Merry Christmas — now open those dang borders: That’s the message from a church in California, the Claremont United Methodist Church near Los Angeles, and its rage-in-a-cage seasonal nativity scene of Jesus, Mary and Joseph.

What an outrage; what an offense to Christian truths.

“Church nativity displays Jesus, Mary and Joseph in cages, separated at the border,” The Washington Post wrote in a headline.

As if. As if Americans are now supposed to collectively fall to their knees and beg forgiveness for the audacious cruelty called border control.

The Bible is hardly a book that teaches open borders.

In fact, it’s just the opposite.

The God of the Bible was the first to create a land and post sentries to keep out the undesirables. Can you say Adam and Eve and their expulsion from the Garden of Eden?

The God of the Bible constantly, consistently, continuously called on His people to separate themselves from the pagans. Can you say Ezra — for just one example?

“[T[he officials approached me,” Ezra said, “and said, ‘The people of Israel and the priests and Levites have not separated themselves from the people of the lands with their abominations … for they have taken some of their daughters to be wives for themselves and for their sons; so that the holy race has mixed itself with the peoples of the land.”

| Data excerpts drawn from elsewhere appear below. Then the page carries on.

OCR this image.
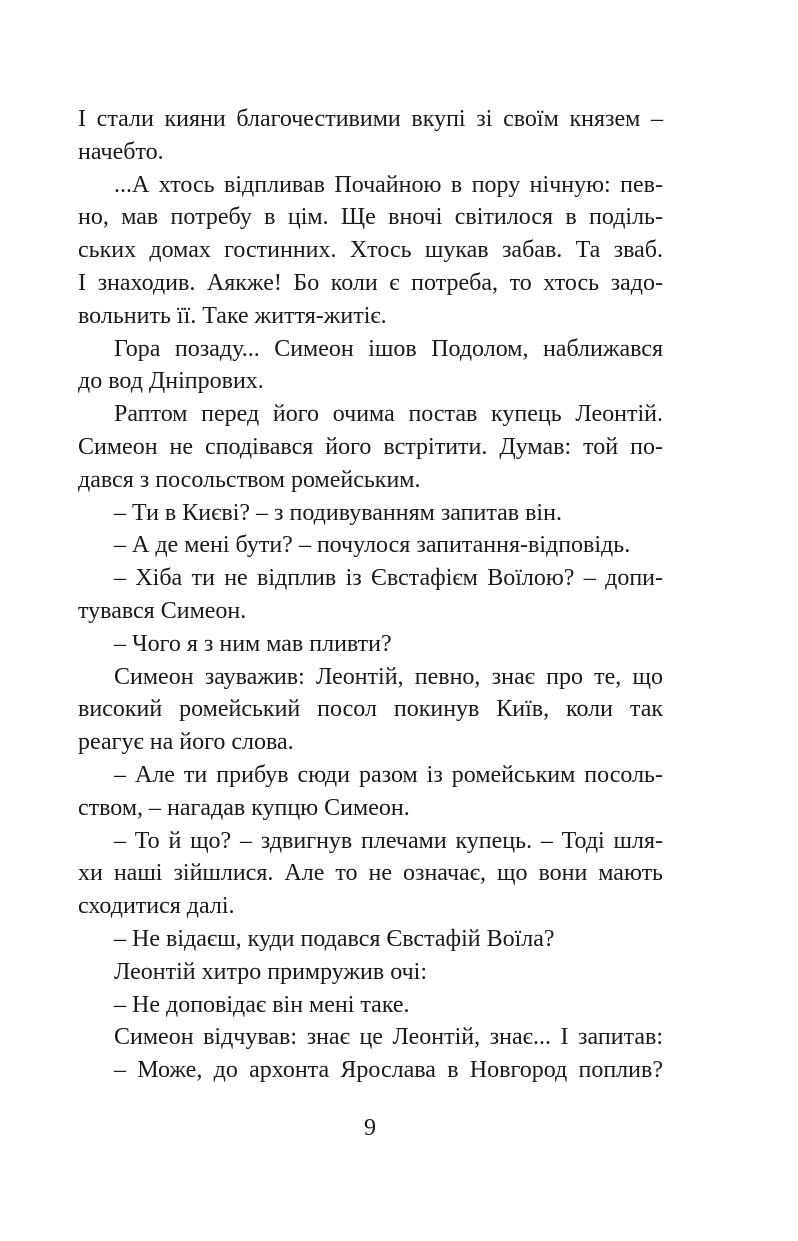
І стали кияни благочестивими вкупі зі своїм князем –
начебто.
...А хтось відпливав Почайною в пору нічную: пев-
но, мав потребу в цім. Ще вночі світилося в поділь-
ських домах гостинних. Хтось шукав забав. Та зваб.
І знаходив. Аякже! Бо коли є потреба, то хтось задо-
вольнить її. Таке життя-житіє.
Гора позаду... Симеон ішов Подолом, наближався
до вод Дніпрових.
Раптом перед його очима постав купець Леонтій.
Симеон не сподівався його встрітити. Думав: той по-
дався з посольством ромейським.
– Ти в Києві? – з подивуванням запитав він.
– А де мені бути? – почулося запитання-відповідь.
– Хіба ти не відплив із Євстафієм Воїлою? – допи-
тувався Симеон.
– Чого я з ним мав пливти?
Симеон зауважив: Леонтій, певно, знає про те, що
високий ромейський посол покинув Київ, коли так
реагує на його слова.
– Але ти прибув сюди разом із ромейським посоль-
ством, – нагадав купцю Симеон.
– То й що? – здвигнув плечами купець. – Тоді шля-
хи наші зійшлися. Але то не означає, що вони мають
сходитися далі.
– Не відаєш, куди подався Євстафій Воїла?
Леонтій хитро примружив очі:
– Не доповідає він мені таке.
Симеон відчував: знає це Леонтій, знає... І запитав:
– Може, до архонта Ярослава в Новгород поплив?
9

There are countless other examples of God leading His people to chosen lands; of God warning his people against intermingling with other nations; of God telling His people to keep from adopting practices of other cultures; of God establishing actual borders to protect and house His followers.

The left likes to pretend the Jesus of the New Testament teaches love means tolerance — that love replaces law. This is where they dig to get their open border nonsense.

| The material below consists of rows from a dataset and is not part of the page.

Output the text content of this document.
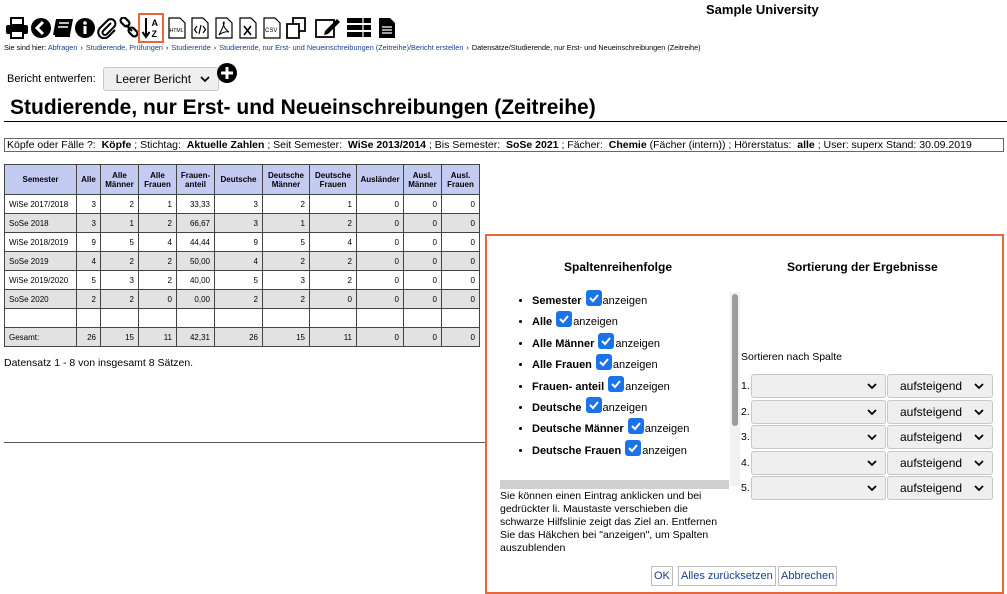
Sample University
A
Z HTML	CSV
Sie sind hier: Abfragen › Studierende, Prüfungen › Studierende › Studierende, nur Erst- und Neueinschreibungen (Zeitreihe)/Bericht erstellen › Datensätze/Studierende, nur Erst- und Neueinschreibungen (Zeitreihe)
Bericht entwerfen: Leerer Bericht
Studierende, nur Erst- und Neueinschreibungen (Zeitreihe)
Köpfe oder Fälle ?: Köpfe ; Stichtag: Aktuelle Zahlen ; Seit Semester: WiSe 2013/2014 ; Bis Semester: SoSe 2021 ; Fächer: Chemie (Fächer (intern)) ; Hörerstatus: alle ; User: superx Stand: 30.09.2019
Semester	Alle	Alle Männer	Alle Frauen	Frauen-anteil	Deutsche	Deutsche Männer	Deutsche Frauen	Ausländer	Ausl. Männer	Ausl. Frauen
WiSe 2017/2018	3	2	1	33,33	3	2	1	0	0	0
SoSe 2018	3	1	2	66,67	3	1	2	0	0	0
WiSe 2018/2019	9	5	4	44,44	9	5	4	0	0	0
SoSe 2019	4	2	2	50,00	4	2	2	0	0	0
WiSe 2019/2020	5	3	2	40,00	5	3	2	0	0	0
SoSe 2020	2	2	0	0,00	2	2	0	0	0	0

Gesamt:	26	15	11	42,31	26	15	11	0	0	0
Datensatz 1 - 8 von insgesamt 8 Sätzen.
Spaltenreihenfolge	Sortierung der Ergebnisse
• Semester anzeigen
• Alle anzeigen
• Alle Männer anzeigen
• Alle Frauen anzeigen
• Frauen- anteil anzeigen
• Deutsche anzeigen
• Deutsche Männer anzeigen
• Deutsche Frauen anzeigen
Sie können einen Eintrag anklicken und bei gedrückter li. Maustaste verschieben die schwarze Hilfslinie zeigt das Ziel an. Entfernen Sie das Häkchen bei "anzeigen", um Spalten auszublenden
Sortieren nach Spalte
1.	aufsteigend
2.	aufsteigend
3.	aufsteigend
4.	aufsteigend
5.	aufsteigend
OK Alles zurücksetzen Abbrechen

“What if this family sought refuge in our country today? Imagine Joseph and Mary separated at the border and Jesus no older than two taken from his mother and placed behind the fences of a Border Patrol detention center as more than 5,500 children have been the past three years,” wrote Karen Clark Ristine, the minister at Claremont, on her Facebook page. “Jesus grew up to teach us kindness and mercy and a radical welcome of all people.”

Indeed.

But as Jesus also taught: He came not to wipe out but add to the laws of the Old Testament.

He came with a message of love — but also an insistence for standards.

He came with a call of faith to individuals — not with a demand for government, or the collective, to regulate.

Using the teachings of the Bible, and of Jesus, to score political points against this White House’s border controls and to make the case that America ought to cede sovereignty for the sake of those from other nations is a sell of a false and deceptive premise.

That it’s coming from someone who should know better — a minister of a church, supposedly schooled in the ways of the Bible — is all the more egregious.

There’s just no way to read the Bible and come to the truthful conclusion God wants America to open borders to all.